Sql-server – How to resolve issue with deleted table in SQL Server Database Diagrams

database-designsql-server-2008

I am working on a database design using the SQL Server Database Diagram tool. I created a table with the name dbo.Example and before defining any columns, attempted to save.

Got an error that SQL can't save a table without any columns and as I wanted to save the other work I had done before completing this table, I deleted it and saved successfully.

I then make many more changes and save the diagram. All is good.

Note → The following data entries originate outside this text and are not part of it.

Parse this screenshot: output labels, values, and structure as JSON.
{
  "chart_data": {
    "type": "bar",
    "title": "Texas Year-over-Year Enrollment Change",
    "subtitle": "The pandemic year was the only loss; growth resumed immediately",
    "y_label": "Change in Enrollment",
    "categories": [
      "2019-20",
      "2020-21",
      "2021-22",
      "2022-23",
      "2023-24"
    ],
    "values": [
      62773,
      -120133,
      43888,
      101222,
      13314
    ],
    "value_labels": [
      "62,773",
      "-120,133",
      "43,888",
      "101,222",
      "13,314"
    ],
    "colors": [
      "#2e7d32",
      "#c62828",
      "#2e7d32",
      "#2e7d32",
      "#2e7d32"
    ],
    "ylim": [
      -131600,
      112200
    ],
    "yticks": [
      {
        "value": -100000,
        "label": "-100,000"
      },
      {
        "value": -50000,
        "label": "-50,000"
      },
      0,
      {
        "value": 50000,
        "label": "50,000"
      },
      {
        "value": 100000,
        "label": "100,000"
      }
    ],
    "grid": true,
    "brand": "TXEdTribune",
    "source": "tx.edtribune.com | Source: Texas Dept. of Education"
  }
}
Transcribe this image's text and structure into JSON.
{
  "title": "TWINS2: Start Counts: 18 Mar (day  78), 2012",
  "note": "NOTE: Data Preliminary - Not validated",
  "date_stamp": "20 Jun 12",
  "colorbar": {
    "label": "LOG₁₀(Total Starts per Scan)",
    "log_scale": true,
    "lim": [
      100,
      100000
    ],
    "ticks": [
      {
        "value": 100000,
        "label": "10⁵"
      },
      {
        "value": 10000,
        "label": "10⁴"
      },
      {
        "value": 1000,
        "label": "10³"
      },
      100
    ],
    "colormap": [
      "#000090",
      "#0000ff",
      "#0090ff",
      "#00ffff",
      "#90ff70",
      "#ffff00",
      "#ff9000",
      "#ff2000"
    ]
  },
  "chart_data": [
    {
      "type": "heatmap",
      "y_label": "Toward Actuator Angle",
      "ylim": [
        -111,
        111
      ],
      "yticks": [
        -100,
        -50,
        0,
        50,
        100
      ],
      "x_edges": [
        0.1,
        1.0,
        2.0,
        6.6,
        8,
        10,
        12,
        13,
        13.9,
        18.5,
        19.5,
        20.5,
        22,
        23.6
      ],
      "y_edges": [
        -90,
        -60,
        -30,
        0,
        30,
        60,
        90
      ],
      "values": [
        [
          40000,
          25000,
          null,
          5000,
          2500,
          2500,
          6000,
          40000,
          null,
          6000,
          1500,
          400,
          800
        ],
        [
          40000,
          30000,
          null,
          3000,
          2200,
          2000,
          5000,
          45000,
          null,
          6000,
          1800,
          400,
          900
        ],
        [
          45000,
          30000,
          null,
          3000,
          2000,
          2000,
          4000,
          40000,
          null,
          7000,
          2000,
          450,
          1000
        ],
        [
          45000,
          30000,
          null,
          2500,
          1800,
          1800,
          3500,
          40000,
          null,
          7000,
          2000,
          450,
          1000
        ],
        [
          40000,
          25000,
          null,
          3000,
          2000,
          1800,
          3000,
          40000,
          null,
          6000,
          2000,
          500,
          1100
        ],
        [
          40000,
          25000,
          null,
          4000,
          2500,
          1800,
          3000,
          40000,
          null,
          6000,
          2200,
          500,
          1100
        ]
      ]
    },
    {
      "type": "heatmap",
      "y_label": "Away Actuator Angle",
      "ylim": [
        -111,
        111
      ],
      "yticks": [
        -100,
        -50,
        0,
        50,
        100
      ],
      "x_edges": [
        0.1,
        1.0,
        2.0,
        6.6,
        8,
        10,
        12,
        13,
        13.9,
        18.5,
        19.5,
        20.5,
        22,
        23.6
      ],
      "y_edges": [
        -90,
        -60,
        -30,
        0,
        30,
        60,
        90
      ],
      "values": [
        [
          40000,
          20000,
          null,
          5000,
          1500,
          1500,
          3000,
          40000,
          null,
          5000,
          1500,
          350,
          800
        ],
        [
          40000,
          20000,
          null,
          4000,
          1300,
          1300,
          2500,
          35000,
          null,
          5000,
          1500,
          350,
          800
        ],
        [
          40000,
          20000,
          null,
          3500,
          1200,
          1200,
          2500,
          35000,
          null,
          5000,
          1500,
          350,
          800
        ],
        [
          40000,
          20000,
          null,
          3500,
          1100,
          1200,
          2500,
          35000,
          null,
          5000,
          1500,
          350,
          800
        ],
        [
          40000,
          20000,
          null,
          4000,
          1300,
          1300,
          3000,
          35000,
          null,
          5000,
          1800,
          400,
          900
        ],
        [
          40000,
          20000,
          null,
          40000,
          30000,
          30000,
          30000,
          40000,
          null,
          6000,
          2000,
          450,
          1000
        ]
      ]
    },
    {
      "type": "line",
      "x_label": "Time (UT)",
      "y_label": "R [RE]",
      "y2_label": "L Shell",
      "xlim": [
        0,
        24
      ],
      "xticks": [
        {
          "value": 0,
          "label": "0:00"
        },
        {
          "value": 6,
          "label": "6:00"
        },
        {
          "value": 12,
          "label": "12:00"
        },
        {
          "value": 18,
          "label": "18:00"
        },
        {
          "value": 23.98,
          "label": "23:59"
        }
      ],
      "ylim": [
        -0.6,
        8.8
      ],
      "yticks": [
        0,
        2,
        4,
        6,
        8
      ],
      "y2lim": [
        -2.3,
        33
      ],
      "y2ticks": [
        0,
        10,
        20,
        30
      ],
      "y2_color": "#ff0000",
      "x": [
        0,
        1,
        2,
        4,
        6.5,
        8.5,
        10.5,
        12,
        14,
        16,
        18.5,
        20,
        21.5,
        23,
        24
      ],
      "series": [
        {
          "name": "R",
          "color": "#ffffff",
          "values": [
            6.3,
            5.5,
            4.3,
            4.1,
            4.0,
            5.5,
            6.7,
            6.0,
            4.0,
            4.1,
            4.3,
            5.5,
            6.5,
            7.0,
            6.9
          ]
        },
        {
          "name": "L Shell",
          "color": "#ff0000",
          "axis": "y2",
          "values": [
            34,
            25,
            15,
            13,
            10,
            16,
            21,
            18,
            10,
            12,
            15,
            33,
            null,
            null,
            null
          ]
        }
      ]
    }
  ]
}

UNTIL I am ready to correctly define my dbo.Example table and get the

'Table 'dbo.Example' already exists' error.

The table is not among the tables returned from

select name from sys.tables;

and does not appear in the Database->Tables GUI view.

I can't find where I need to clean up and drop this table.

Where does SQL Server keep the metadata about the database diagrams?

Best Answer

This is a bug in Management Studio.

I was able to reproduce it three ways, on both 2008 R2 and 2012 tools:

  1. Create a new diagram; create a new empty table (any name); delete the table; in the same diagram, try to create a new table with the same name.
  2. Create a new diagram; create a new empty table; delete the table; create a new diagram in the same database, and while the first one is still open, create a new table with the same name.
  3. Create a new diagram; create a new empty table; delete the table; create a new diagram in the same database; close the first diagram; in the second diagram, create a new table with the same name.

From this behaviour, I'm guessing it keeps a list of tables per database outside the context of a single database diagram, and when an empty table is deleted, the reference isn't being cleaned up properly. I believe the fix is to close all diagrams for that database, and re-open. I think it's lucky you were able to save the changes you made with no errors!

I would suggest reporting this on Connect if you feel it's really important. IMO, it seems unlikely it will be fixed because it's so minor, but you never know.